La repressione dei militari è stata violenta: tante le perdite tra i manifestati che lottano per la democrazia in Sudan ma anche una prima vittoria.

La lotta per la democrazia in Sudan miete nuove vittime. Salgono infatti a 100 i morti tra coloro che lunedì 3 giugno 2019 hanno manifestato a Khartoum contro l’esercito. Dopo i sessanta già accertati a seguito della repressione in piazza, 40 corpi sono stati infatti recuperati nel fiume Nilo, come denuncia il Central Committee of Sudan Doctors (CCSD).

Manifestati contro i militari al potere

L’organizzazione spiega che i cadaveri sarebbero stati gettati in acqua dai paramilitari del Rapid Support Forces (RSF).
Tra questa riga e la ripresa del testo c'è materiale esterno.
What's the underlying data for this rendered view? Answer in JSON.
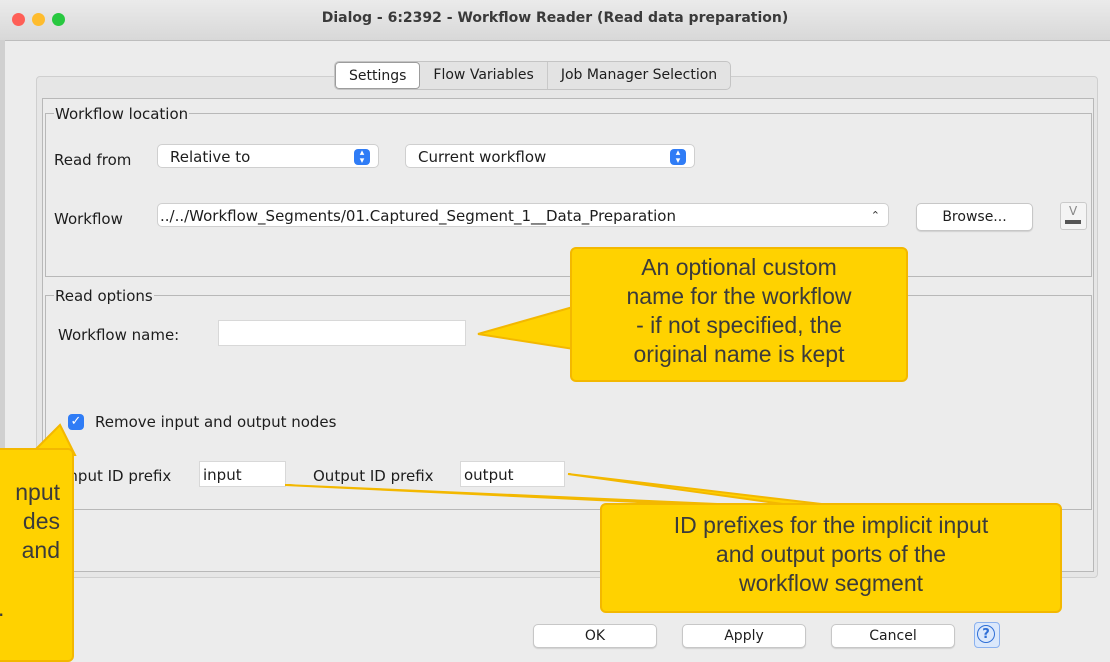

Come riferisce la CNN, il capo del consiglio militare al governo del Sudan, il generale Abdel Fattah al-Burhan, ha ordinato un’indagine su queste morti.

Ad aprile 2019 i militari con un colpo di Stato hanno cacciato il presidente Omar al-Bashir, che ha governato il Paese per trent’anni.

Al potere è salito quindi il Transitional Military Council con l’obiettivo di governare per almeno tre anni ma ora i manifestanti chiedono che la guida della Nazione, in questo periodo di transizione, venga affidato invece ad un organismo civile.

Verso le elezioni

Durante i sit-in organizzati a Khartoum il 3 giugno i militari hanno quindi portato avanti una vera e propria repressione. Decine di manifestati sono stati uccisi da colpi d’arma da fuoco, tanto che anche il segretario generale delle Nazioni Unite, António Guterres, ha condannato le violenze perpetrate contro i cittadini.

Il giorno dopo la grande manifestazione, durante un discorso trasmesso dalla tv di Stato, al-Burhan ha così annunciato che entro nove mesi verranno indette le elezioni e che l’organo di governo militare è pronto ad aprire negoziati con i gruppi di opposizione.